Background: Activated hepatic stellate cell (HSC) is the main fibrogenic cell type in the injured liver. miRNA plays an important role in activation and proliferation of HSC.
Methods: Our previous study examined the expression profiles of microRNAs in quiescent and activated HSC. Real-time PCR and western blot were used to detect the expression of Collagen type I (Col 1) and Alpha-Smooth Muscle Actin (α-SMA). CCK-8 and Edu assay was used to measure the proliferation rate of HSC. Luciferase reporter gene assay was used to tested the binding between miR-338-3p and Cyclin-dependent kinase 4 (CDK4).

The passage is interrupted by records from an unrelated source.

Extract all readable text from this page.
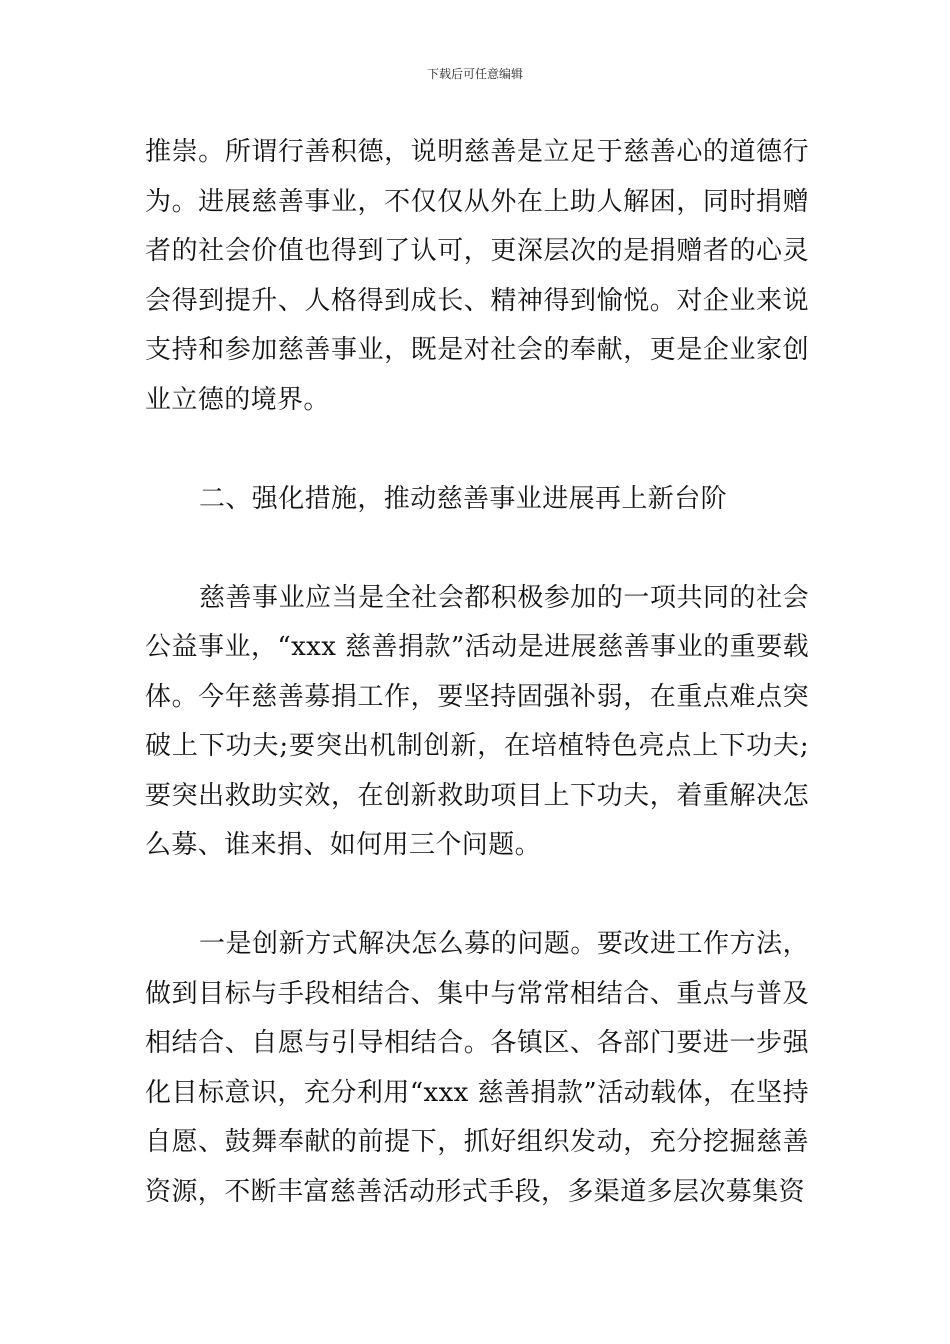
下载后可任意编辑

推崇。所谓行善积德，说明慈善是立足于慈善心的道德行为。进展慈善事业，不仅仅从外在上助人解困，同时捐赠者的社会价值也得到了认可，更深层次的是捐赠者的心灵会得到提升、人格得到成长、精神得到愉悦。对企业来说支持和参加慈善事业，既是对社会的奉献，更是企业家创业立德的境界。

二、强化措施，推动慈善事业进展再上新台阶

慈善事业应当是全社会都积极参加的一项共同的社会公益事业，“xxx 慈善捐款”活动是进展慈善事业的重要载体。今年慈善募捐工作，要坚持固强补弱，在重点难点突破上下功夫;要突出机制创新，在培植特色亮点上下功夫;要突出救助实效，在创新救助项目上下功夫，着重解决怎么募、谁来捐、如何用三个问题。

一是创新方式解决怎么募的问题。要改进工作方法，做到目标与手段相结合、集中与常常相结合、重点与普及相结合、自愿与引导相结合。各镇区、各部门要进一步强化目标意识，充分利用“xxx 慈善捐款”活动载体，在坚持自愿、鼓舞奉献的前提下，抓好组织发动，充分挖掘慈善资源，不断丰富慈善活动形式手段，多渠道多层次募集资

Results: We found overexpression of miR-338-3p could inhibit Col 1 and α-SMA, two major HSC activation markers, whereas miR-338-3p inhibitor could promote them. Besides, miR-338-3p overexpression could suppress the growth rate of HSC. Further, we found that CDK4, a pleiotropic signaling protein, was a direct target gene of miR-338-3p. Moreover, we found that overexpression of CDK4 could block the effects of miR-338-3p.
Conclusions: We found miR-338-3p is an anti-fibrotic miRNA which inhibits cell activation and proliferation. Our findings suggest that miR-338-3p/CDK4 signaling pathway participates in the regulation of HSC activation and growth and may act as a novel target for further anti-fibrotic therapy.
Keywords: CDK4; Liver fibrosis; miR-338.